The overnight news that actor and comedian Robin Williams had been found dead at his California home, after what is suspected to have been suicide, has shocked even those in the profession who knew him. He was just 63 years old. For someone who was, as the sometimes over-used phrase goes, larger than life, the news seems yet more inexplicable. But Williams’ life was not without its problems.
He had suffered for some time with depression, and had also battled drink and drugs. But the key here is not the drink, nor the drugs, but the condition that he, and so many others, have to live with, and about which too little is understood, and even less is done. Depression does not go away merely by achieving fame and not having to worry about paying the next round of bills.
Depression cannot be assuaged by larger paycheques. It cannot be shooed away by someone ordering the sufferer to “pull yourself together”, and certainly not by those who choose to scold those affected by suggesting that they are “putting it on” or merely seeking attention. It does not respond to a group of friends laughing and joking, and urging the removal of that sad face.

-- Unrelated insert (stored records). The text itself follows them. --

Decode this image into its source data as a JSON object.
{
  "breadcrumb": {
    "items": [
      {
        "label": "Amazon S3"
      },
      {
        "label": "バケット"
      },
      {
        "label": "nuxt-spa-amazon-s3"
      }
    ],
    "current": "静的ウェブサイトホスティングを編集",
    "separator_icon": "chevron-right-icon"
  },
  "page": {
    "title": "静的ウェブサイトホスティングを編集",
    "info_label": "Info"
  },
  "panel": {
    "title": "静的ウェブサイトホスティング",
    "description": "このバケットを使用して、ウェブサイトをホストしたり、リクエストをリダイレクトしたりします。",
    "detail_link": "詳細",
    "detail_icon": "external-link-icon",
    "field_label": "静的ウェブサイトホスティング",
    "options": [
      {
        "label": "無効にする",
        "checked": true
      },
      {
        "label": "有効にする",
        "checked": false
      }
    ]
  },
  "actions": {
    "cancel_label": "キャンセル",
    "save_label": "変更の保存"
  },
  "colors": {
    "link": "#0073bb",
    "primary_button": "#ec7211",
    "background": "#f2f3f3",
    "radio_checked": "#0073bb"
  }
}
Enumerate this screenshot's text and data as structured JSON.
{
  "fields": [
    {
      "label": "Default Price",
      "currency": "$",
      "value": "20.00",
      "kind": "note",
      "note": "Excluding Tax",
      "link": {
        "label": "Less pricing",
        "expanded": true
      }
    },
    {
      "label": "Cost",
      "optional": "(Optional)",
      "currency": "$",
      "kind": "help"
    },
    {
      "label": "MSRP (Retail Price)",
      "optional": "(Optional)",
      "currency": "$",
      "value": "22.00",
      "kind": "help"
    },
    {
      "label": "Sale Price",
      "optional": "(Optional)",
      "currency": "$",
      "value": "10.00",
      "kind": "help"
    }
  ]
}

And, what makes matters so much worse, we know that depression is a mental health issue, and for too many people, as soon as the phrase “mental health” is uttered, it is all too scary to want to understand. But understand we must: it is a health issue, it affects people of all ages, in all manner of work, rich and poor, male and female, and for some it can be all-consuming.
He might have enjoyed this unintended juxtaposition
Many will look at the record of Robin Williams’ performances, on film, TV, and stage, and see only the “funniest man alive”, as he was once described. But this does not tell us the whole story. Depression can bring elation in its high points. But the swinging back of the pendulum brings the reverse. The pleasure Williams brought to millions may have had a personal price.
After his last spell in rehab, Williams was asked if he felt happier. The reply is telling: “I think so. And not afraid to be unhappy. That’s OK too. And then you can be like, all is good. And that is the thing, that is the gift”. No longer being afraid to be unhappy: that was, to him, an achievement. But even after that, the depression did not go away. For those who suffer the condition, it never does.
As Barack Obama said in his tribute, “Williams arrived in our lives as an alien - but he ended up touching every element of the human spirit. He made us laugh. He made us cry. He gave his immeasurable talent freely and generously to those who needed it most - from our troops stationed abroad to the marginalised on our own streets”. If only he had found a little inner peace of his own.
Robin McLaurin Williams, born July 21, 1951, died August 11, 2014.